Review: Nocow – Zathdax (Roots United Records)

One of these days when – if – I have the free time, I might go back through all the reviews I’ve done and work out how many of those records were released on small, first time labels as compared to more established imprints. I think it might make for an interesting analysis. Of course, we all know that the true underground torch of house and techno has pretty much been carried by small and independent set ups, often releasing a handful of records before vanishing. I get a feeling though that this approach is in the ascendancy again. This is the second release this week by a small start-up label I’ve covered; Roots United are a St. Petersburg based collective of musicians and DJs, the label apparently sprouting out of the parties they run back home. To me that sounds just about as grass-roots as you can get.

Nocow, AKA Russian producer Aleksei Nikitin, isn’t so much of a newcomer, although the name might not be overly familiar. Over the course of the last few years he’s put out a number of records across a bunch of labels that have taken in many points of the electronic spectrum from ambient and down tempo to more upfront genres. What ties the material together, though, is Nocow’s awareness of the experimental nature of electronic music that often lies just below the surface. Anyone interested in checking out more of his work should track down a copy of his ‘Solus’ album of German label Fauxpas Musik or his ‘Yule’ EP on Styrax. They’re a good starting point and have plenty in common with this one.

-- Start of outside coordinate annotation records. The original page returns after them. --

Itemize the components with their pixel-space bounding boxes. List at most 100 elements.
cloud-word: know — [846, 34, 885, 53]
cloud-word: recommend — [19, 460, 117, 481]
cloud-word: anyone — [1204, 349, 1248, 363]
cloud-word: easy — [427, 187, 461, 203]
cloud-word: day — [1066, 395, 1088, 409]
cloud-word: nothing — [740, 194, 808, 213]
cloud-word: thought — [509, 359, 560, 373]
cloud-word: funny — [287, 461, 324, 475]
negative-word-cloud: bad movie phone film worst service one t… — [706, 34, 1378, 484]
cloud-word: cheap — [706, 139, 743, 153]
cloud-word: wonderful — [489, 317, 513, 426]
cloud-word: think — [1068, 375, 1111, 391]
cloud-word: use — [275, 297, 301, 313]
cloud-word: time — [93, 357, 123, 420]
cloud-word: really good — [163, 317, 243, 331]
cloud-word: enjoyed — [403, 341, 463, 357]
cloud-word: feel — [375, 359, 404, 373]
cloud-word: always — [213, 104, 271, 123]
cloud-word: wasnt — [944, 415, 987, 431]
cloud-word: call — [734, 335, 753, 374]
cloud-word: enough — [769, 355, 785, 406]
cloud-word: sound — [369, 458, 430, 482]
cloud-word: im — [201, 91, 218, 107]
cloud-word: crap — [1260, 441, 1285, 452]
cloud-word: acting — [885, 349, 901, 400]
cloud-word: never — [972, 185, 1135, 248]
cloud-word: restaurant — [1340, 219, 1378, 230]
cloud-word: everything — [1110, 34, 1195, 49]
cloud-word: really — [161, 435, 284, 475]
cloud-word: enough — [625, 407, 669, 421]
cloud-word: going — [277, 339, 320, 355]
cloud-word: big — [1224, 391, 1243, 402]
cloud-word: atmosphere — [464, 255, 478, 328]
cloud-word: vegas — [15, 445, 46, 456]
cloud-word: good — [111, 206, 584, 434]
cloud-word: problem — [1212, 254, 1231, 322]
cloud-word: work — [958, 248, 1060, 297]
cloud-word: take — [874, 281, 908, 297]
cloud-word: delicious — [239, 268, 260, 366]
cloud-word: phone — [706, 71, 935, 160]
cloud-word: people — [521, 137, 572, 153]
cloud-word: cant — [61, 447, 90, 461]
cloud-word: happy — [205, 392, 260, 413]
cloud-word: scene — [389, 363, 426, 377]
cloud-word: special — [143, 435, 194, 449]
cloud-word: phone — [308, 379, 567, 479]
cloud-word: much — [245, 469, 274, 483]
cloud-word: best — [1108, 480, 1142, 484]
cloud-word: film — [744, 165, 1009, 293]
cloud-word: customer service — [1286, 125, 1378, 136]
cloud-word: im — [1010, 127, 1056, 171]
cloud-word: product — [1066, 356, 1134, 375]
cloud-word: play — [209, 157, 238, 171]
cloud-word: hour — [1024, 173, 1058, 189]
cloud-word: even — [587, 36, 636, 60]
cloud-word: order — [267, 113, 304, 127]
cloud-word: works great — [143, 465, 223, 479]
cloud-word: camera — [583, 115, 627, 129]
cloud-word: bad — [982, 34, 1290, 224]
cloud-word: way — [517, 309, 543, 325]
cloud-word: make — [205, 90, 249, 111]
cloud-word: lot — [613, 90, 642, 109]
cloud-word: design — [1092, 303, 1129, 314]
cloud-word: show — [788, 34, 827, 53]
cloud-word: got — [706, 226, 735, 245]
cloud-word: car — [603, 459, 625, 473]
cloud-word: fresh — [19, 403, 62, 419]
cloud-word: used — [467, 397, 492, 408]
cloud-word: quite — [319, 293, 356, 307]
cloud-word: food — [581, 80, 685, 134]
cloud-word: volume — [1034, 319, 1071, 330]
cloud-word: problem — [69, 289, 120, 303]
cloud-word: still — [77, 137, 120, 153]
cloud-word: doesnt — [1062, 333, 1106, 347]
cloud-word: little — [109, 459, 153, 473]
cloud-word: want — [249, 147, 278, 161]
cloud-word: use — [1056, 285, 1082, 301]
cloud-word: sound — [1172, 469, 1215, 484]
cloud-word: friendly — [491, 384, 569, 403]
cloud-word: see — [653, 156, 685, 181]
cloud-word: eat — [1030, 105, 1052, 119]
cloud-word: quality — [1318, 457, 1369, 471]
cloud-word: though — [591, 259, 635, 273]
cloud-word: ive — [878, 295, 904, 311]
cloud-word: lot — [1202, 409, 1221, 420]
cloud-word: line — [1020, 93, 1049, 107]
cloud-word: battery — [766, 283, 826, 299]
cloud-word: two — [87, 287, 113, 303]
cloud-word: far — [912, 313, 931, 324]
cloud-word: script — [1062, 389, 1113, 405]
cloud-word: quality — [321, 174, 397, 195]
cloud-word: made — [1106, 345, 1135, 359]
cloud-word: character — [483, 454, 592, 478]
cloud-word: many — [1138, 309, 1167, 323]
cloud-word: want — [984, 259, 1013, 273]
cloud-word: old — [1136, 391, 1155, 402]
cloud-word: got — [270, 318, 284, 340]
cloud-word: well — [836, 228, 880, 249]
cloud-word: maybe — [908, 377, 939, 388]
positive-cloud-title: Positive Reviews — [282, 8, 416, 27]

‘Zathdax’ also shares much with the current trend for dusty analogue work outs that have come to dominate much of the underground, and there are a few little touches here and there reminiscent of the work of producers like Florian Kupfer. Not that this is simply a facsimile of a currently fashionable sound; one of the pleasures of ‘Zathdax’ is the way it manages to rework a left-field sound to feel even more left field with Nocow drawing on a set of influences that add a freshness to the formula. Whilst the bulk of the 6 tracks are composed of four to the floor techno, they’re refracted through a hazy murk of electronica and lit up with flares of garage, dubstep and even punk. Take the title track itself: Zathdax is carried along on a clipping beat with the weird, fun insouciance that water marks a lot of Studio Barnhus releases, but there is something in the way the stuttered vocal sample interplays with the drums that puts you in mind of a sort of slightly melancholy Blawan. Its understated feel almost disguises the tunes potency until it’s too late to stop yourself moving.

Elsewhere the heady warp of classic IDM figures to a greater or lesser degree. The sultry synths and pads on Solstice, for instance, push the atmospherics of mid nineties ambient techno into a shimmering and housey frame, adding a proper resolve and focus to the mood. Other tracks, like Ayenward or Levee, are more straight forward, predicating the grooves on muddy drums and grunts of bass with subtle melodies and motifs left free to work on the mood.

My favourite though is Round Dax, which is built around a welter of popping post punk bass, a chopped vocal and a squirty, playful melody that’s so cheeky it’ll be figuring in my own mixes for a few months yet.

Largely club ready techno, the real joy of ‘Zathdax’ is to be found in the way it seems to take delight in subtly playing with the formula. Although I’d be hard pushed to claim that it is as experimental as some of genres it references there is little doubt that it works best in its more off-the-wall moments. A solid record of feet grabbing grooves, there’s more than enough here to elevate it beyond the mass of join-the-dots ‘analogue’ work outs currently doing the rounds. It’s limited to 300 copies so you’d better be quick.